#NotOurDiversity

I’m busy preparing for next week’s library lessons. G5 has one of my favourite units in “How We Express Ourselves”

People create messages to target specific audiences

Ostensibly it’s about advertising, as the lines of inquiry indicate,

1. Advertising techniques can be used to influence society (Perspective)
2. Critically evaluating messages presented in the media (Reflection)
3. Ways adverts can cause people to form opinions (Causation)

however to paraphrase and misquote Twain I’ve never let reality get in the way of a good lesson. So I’m loosely interpreting “media” to include books, and advertising to include things like book covers.

My opening salvo last week was “Cover Bias” where we looked at the cover of a book as the way in which it was advertised and I showed the class some more egregious examples of stereotype and bias in the creation of book covers

This week is my chance to tackle something I feel very strongly about – how the concept of children’s book diversity has been cornered by a very specific type of diversity – i.e. the North American type, which to be honest in the lives of my students is #NotOurDiversity. So I’d like to provide a counterbalance to that, as well as to start my students and everything thinking and curating resources that do reflect their diversity.

This is tomorrow’s provocation:

And I’m hoping at the end we can start creating a padlet of the books which they consider to be their mirrors, windows and sliding glass doors.
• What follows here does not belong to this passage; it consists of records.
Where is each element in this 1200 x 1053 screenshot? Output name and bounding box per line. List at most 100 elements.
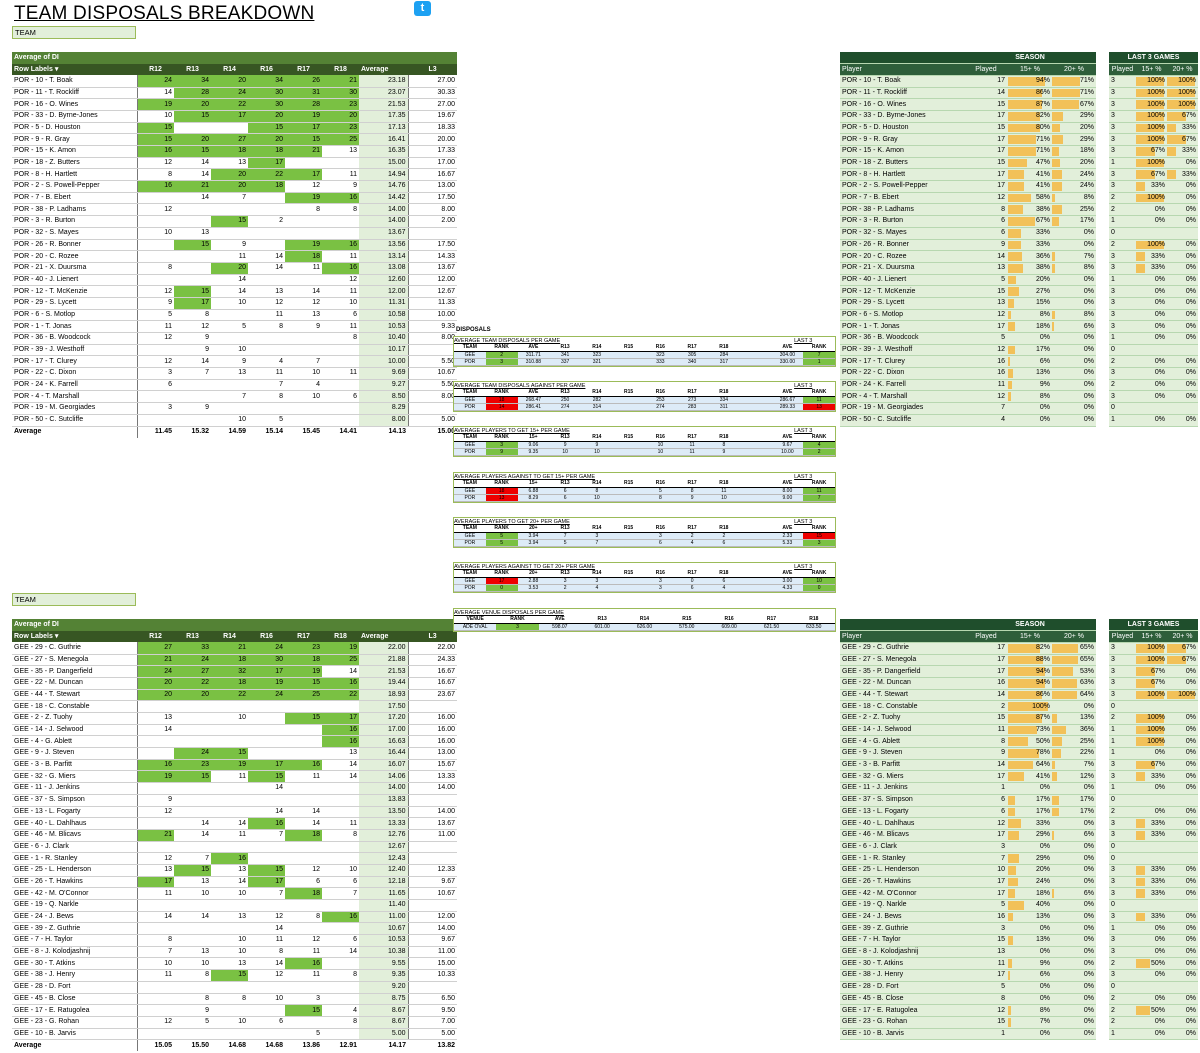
p20-value: 63% xyxy=(1052,677,1097,690)
percent-bar xyxy=(1008,205,1024,215)
round-value: 23 xyxy=(322,122,359,135)
table-row: POR - 26 - R. Bonner 9 33% 0% xyxy=(840,239,1097,252)
average-value: 12.40 xyxy=(359,864,408,877)
p20-value: 100% xyxy=(1167,689,1199,702)
footer-value: 14.68 xyxy=(248,1039,285,1052)
percent-bar xyxy=(1008,643,1041,653)
round-value: 11 xyxy=(248,367,285,380)
round-value: 9 xyxy=(174,1004,211,1017)
l3-value: 13.67 xyxy=(407,262,458,275)
percent-text: 17% xyxy=(1035,796,1050,804)
percent-text: 0% xyxy=(1185,1006,1197,1014)
team-filter-top[interactable]: TEAM xyxy=(12,26,136,39)
round-value: 13 xyxy=(322,747,359,760)
average-value: 10.53 xyxy=(359,320,408,333)
table-row: GEE - 2 - Z. Tuohy 13 10 15 17 17.20 16.00 xyxy=(12,712,458,725)
player-name: POR - 29 - S. Lycett xyxy=(840,297,964,310)
p20-value: 20% xyxy=(1052,157,1097,170)
round-value: 13 xyxy=(174,946,211,959)
percent-bar xyxy=(1052,795,1059,805)
table-row: GEE 18 268.47 250 282 253 273 334 286.67 11 xyxy=(454,396,835,404)
round-value: 4 xyxy=(285,379,322,392)
percent-bar xyxy=(1136,147,1155,156)
round-value xyxy=(211,724,248,737)
l3-value: 17.00 xyxy=(407,157,458,170)
average-value: 14.00 xyxy=(359,203,408,217)
player-name: POR - 18 - Z. Butters xyxy=(12,157,138,170)
p20-value: 65% xyxy=(1052,654,1097,667)
p20-value: 0% xyxy=(1167,1028,1199,1041)
round-value: 5 xyxy=(174,1016,211,1029)
round-value: 11 xyxy=(248,934,285,947)
player-name: POR - 39 - J. Westhoff xyxy=(12,344,138,357)
p20-value: 7% xyxy=(1052,759,1097,772)
l3-header: L3 xyxy=(408,630,458,643)
panel-header: R14 xyxy=(581,389,613,397)
round-value: 6 xyxy=(322,390,359,404)
round-value: 14 xyxy=(137,724,174,737)
row-labels-filter[interactable]: Row Labels ▾ xyxy=(12,63,137,76)
player-name: GEE - 24 - J. Bews xyxy=(12,911,138,924)
p20-value: 20% xyxy=(1052,122,1097,135)
p15-value: 13% xyxy=(1008,934,1052,947)
percent-bar xyxy=(1052,205,1062,215)
percent-text: 0% xyxy=(1185,287,1197,295)
panel-header: RANK xyxy=(803,389,835,397)
percent-text: 0% xyxy=(1185,322,1197,330)
team-filter-bottom[interactable]: TEAM xyxy=(12,593,136,606)
percent-text: 0% xyxy=(1154,205,1165,213)
table-row: 3 67% 0% xyxy=(1109,759,1199,772)
p15-value: 8% xyxy=(1008,1004,1052,1017)
p20-value: 7% xyxy=(1052,250,1097,263)
p15-value: 0% xyxy=(1136,215,1167,228)
p15-value: 82% xyxy=(1008,642,1052,655)
percent-text: 0% xyxy=(1083,392,1095,400)
panel-header: R15 xyxy=(612,434,645,442)
percent-bar xyxy=(1052,655,1078,665)
player-name: GEE - 17 - E. Ratugolea xyxy=(12,1004,138,1017)
played-value: 17 xyxy=(964,829,1008,842)
percent-bar xyxy=(1052,123,1060,133)
panel-value: 333 xyxy=(644,358,677,366)
average-value: 8.67 xyxy=(359,1016,408,1029)
average-value: 12.00 xyxy=(359,285,408,298)
l3-value: 27.00 xyxy=(407,98,458,111)
player-name: GEE - 1 - R. Stanley xyxy=(12,852,138,865)
round-value xyxy=(174,981,211,994)
played-value: 2 xyxy=(1109,806,1136,819)
average-value: 8.75 xyxy=(359,993,408,1006)
table-row: POR - 2 - S. Powell-Pepper 17 41% 24% xyxy=(840,180,1097,193)
round-value: 11 xyxy=(322,285,359,298)
panel-value: 273 xyxy=(676,396,708,404)
player-name: POR - 22 - C. Dixon xyxy=(12,367,138,380)
round-value: 10 xyxy=(174,887,211,900)
panel-value: 286.41 xyxy=(517,403,550,411)
round-value: 10 xyxy=(137,110,174,123)
p20-header: 20+ % xyxy=(1167,630,1199,643)
row-labels-filter[interactable]: Row Labels ▾ xyxy=(12,630,137,643)
round-value: 13 xyxy=(211,367,248,380)
percent-text: 17% xyxy=(1035,807,1050,815)
percent-bar xyxy=(1008,971,1011,980)
player-name: POR - 5 - D. Houston xyxy=(840,122,964,135)
table-row: 1 0% 0% xyxy=(1109,1028,1199,1041)
round-value: 22 xyxy=(174,677,211,690)
l3-value: 10.33 xyxy=(407,969,458,982)
twitter-icon[interactable]: t xyxy=(414,1,431,16)
p15-header: 15+ % xyxy=(1008,630,1052,643)
percent-text: 0% xyxy=(1083,854,1095,862)
panel-header: R13 xyxy=(549,480,581,488)
panel-header xyxy=(739,480,772,488)
player-name: GEE - 22 - M. Duncan xyxy=(12,677,138,690)
average-value: 17.50 xyxy=(359,700,408,713)
p20-value: 17% xyxy=(1052,806,1097,819)
round-value: 17 xyxy=(285,168,322,182)
round-value xyxy=(285,852,322,865)
player-name: POR - 40 - J. Lienert xyxy=(840,274,964,287)
percent-text: 29% xyxy=(1080,135,1095,143)
average-value: 21.53 xyxy=(359,98,408,111)
percent-text: 0% xyxy=(1185,772,1197,780)
round-value xyxy=(174,274,211,287)
round-value: 14 xyxy=(322,770,359,784)
table-row: 3 100% 67% xyxy=(1109,110,1199,123)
What do I think their diversity looks like? Some of it is typical to 3CK (3 culture kids), but each place I’ve lived has delivered its own nuance:

  • Product of multi- cultural / linguistic parentage and heritage (including multi-racial if that is even a term that is at all relevant – I don’t think it is to them, but probably in other contexts, countries it would be)
  • Multi-national residential where home is defined more by current location of self, parents and siblings than by family and passport
  • Financial privilege that transcends typical migrant / immigrant issues and trauma
  • Underlying uncertainty on matters of identity and lack of sense of “place”
  • High expectations of resilience, grit and adaptability to constant change

Before anyone thinks that the market is too small to matter for book publishing for example should have a look at the numbers – 56.8m people estimated by 2017 and even more importantly the demographics of expatriation has changed dramatically and will continue to change – no more British administrator, the reality is more likely to be an Indian IT specialist or Korean Engineer. And so too our literature should be evolving to provide their children in international education the mirrors, windows and doors they are entitled to.